It is that time of the year when Delhi is covered with haze and smoke. The extremely bad air quality in Delhi during this time is attributed mainly to the widespread burning of agricultural waste in the villages of neighbouring states of Punjab and Haryana, as farmers in these areas try to quickly prepare their fields for their next crop.
But while Delhi has been choking for the last few days, as it usually does every year during this time, Chandigarh, the capital of both Punjab and Haryana and located right in the heart of the stubble-burning zone, has had relatively clean air.
According to CPCB data, the air quality index (AQI) in Delhi around 2.30 pm on November 2 was 402, while Chandigarh was relatively clean at 281. And at 4 pm on November 1, CPCB data show, the AQI in Delhi (average of the past 24 hours) was 484 (Severe), while the corresponding figure for Chandigarh was 254 (Poor).

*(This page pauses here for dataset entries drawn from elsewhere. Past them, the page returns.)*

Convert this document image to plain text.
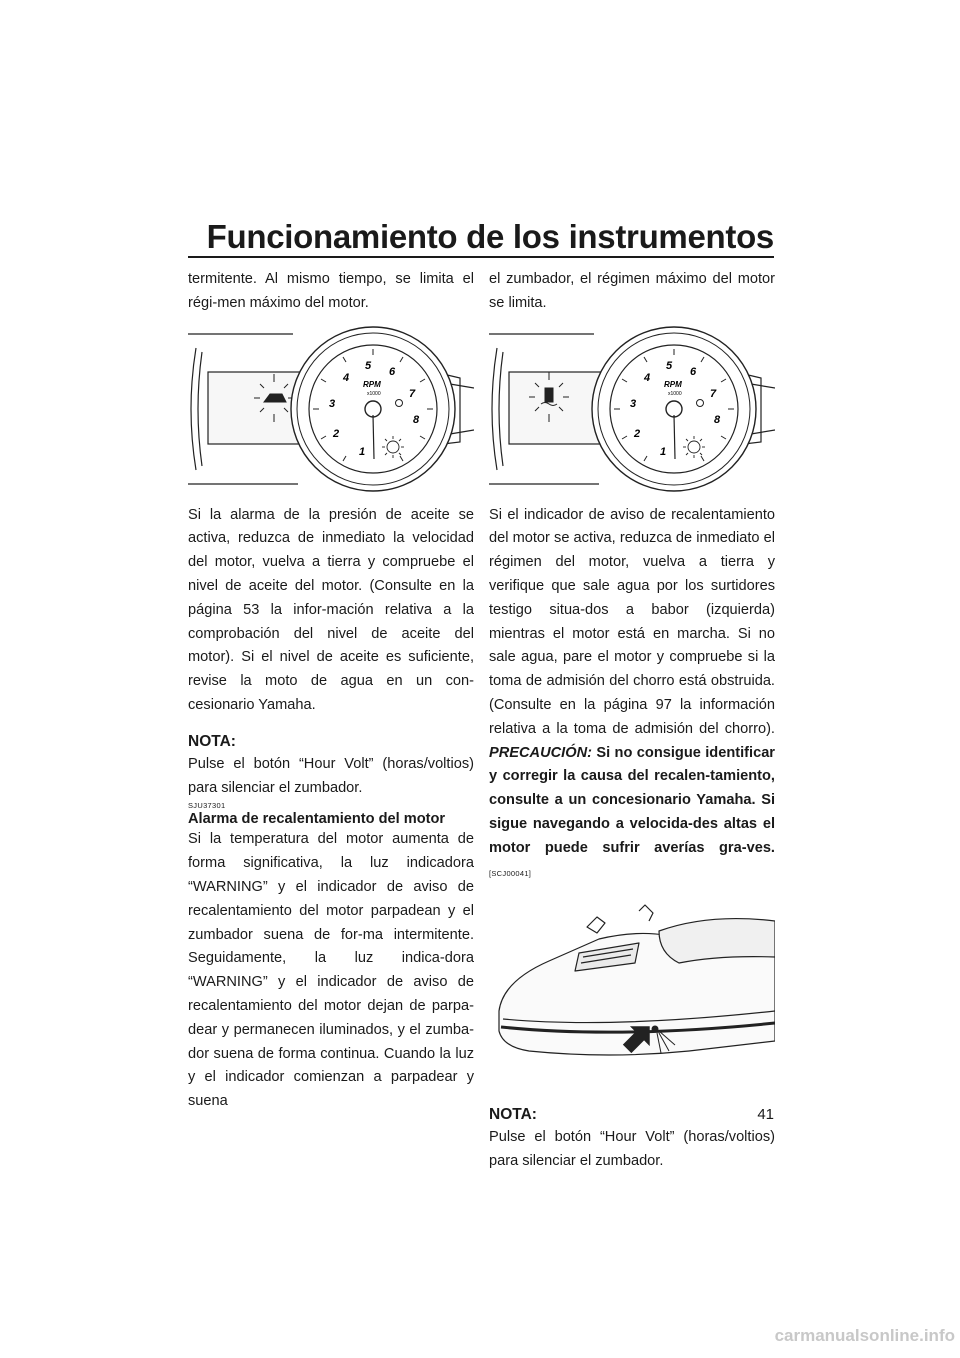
Funcionamiento de los instrumentos

termitente. Al mismo tiempo, se limita el régi-men máximo del motor.

1
2
3
4
5 6
7
8
RPM
x1000

Si la alarma de la presión de aceite se activa, reduzca de inmediato la velocidad del motor, vuelva a tierra y compruebe el nivel de aceite del motor. (Consulte en la página 53 la infor-mación relativa a la comprobación del nivel de aceite del motor). Si el nivel de aceite es suficiente, revise la moto de agua en un con-cesionario Yamaha.

NOTA:

Pulse el botón “Hour Volt” (horas/voltios) para silenciar el zumbador.

SJU37301

Alarma de recalentamiento del motor

Si la temperatura del motor aumenta de forma significativa, la luz indicadora “WARNING” y el indicador de aviso de recalentamiento del motor parpadean y el zumbador suena de for-ma intermitente. Seguidamente, la luz indica-dora “WARNING” y el indicador de aviso de recalentamiento del motor dejan de parpa-dear y permanecen iluminados, y el zumba-dor suena de forma continua. Cuando la luz y el indicador comienzan a parpadear y suena

el zumbador, el régimen máximo del motor se limita.

1
2
3
4
5 6
7
8
RPM
x1000

Si el indicador de aviso de recalentamiento del motor se activa, reduzca de inmediato el régimen del motor, vuelva a tierra y verifique que sale agua por los surtidores testigo situa-dos a babor (izquierda) mientras el motor está en marcha. Si no sale agua, pare el motor y compruebe si la toma de admisión del chorro está obstruida. (Consulte en la página 97 la información relativa a la toma de admisión del chorro). PRECAUCIÓN: Si no consigue identificar y corregir la causa del recalen-tamiento, consulte a un concesionario Yamaha. Si sigue navegando a velocida-des altas el motor puede sufrir averías gra-ves. [SCJ00041]

NOTA:

Pulse el botón “Hour Volt” (horas/voltios) para silenciar el zumbador.

41
carmanualsonline.info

If stubble-burning is the major reason for Delhi’s terrible air, as Chief Minister Arvind Kejriwal has been saying, why is it that the smoke from the burning fields has left Chandigarh alone?
In fact, this is not surprising.
Chandigarh escapes the agony of Delhi because of its geographical location and the direction of wind that blows during this season.
Chandigarh lies almost directly north of Delhi, while the wind, coming from across the border over Lahore, blows from northwest towards southeast.
This is the same corridor that the moisture-laden western disturbance also takes.
Chandigarh sometimes sits on the edges of this corridor, or just outside of it.
Also, most of the stubble burning happens in the area that lies between the latitudes of Delhi and Chandigarh. It is the wind that brings the smoke from agriculture burning to Delhi. The wind is directed towards Delhi, and not towards Chandigarh.
But the wind does not stop in Delhi.
It moves through the Gangetic plains of Uttar Pradesh and Bihar, and consequently, the towns and cities in these areas also suffer some of the consequences of stubble-burning in northwest.
In fact, the cities of Kanpur and Lucknow have had pretty bad air quality in the last few days, along with Delhi. The AQI in Kanpur on November 2 afternoon, according to CPCB data, was 384, and that in Lucknow was 420, worse than even Delhi.
Same is the case with areas in western Uttar Pradesh adjoining Delhi — places like Aligarh and Agra. On Friday, Uttar Pradesh Chief Minister Yogi Adityanath directed local officials to take steps to curb air pollution in these cities.
Last year, the WHO had come out with a global report that had revealed that 14 of the 15 cities in the world with the highest concentration of PM2.5 levels were in India.
Ten of these cities were in this same Gangetic belt. This included places like cities far off from Delhi like Patna, Gaya, Varanasi and Muzaffarpur, which are not known for having local sources of very high pollution.
Studies have shown that these places do not generate even half the pollutants that are measured there. It is the wind that carries pollutants generated in ‘up-wind’ areas to these places.
“In this region, wind predominantly blows from north-west to east for most of the year but more so in the winters, carrying along with it pollutants generated elsewhere. Even the pollutants found over Delhi are not all generated in Delhi, but transported from other places. We have published papers to show that more than 60 per cent of the particulate matter found in Kanpur have been generated elsewhere,” Sachidanand Tripathi of IIT Kanpur had then said.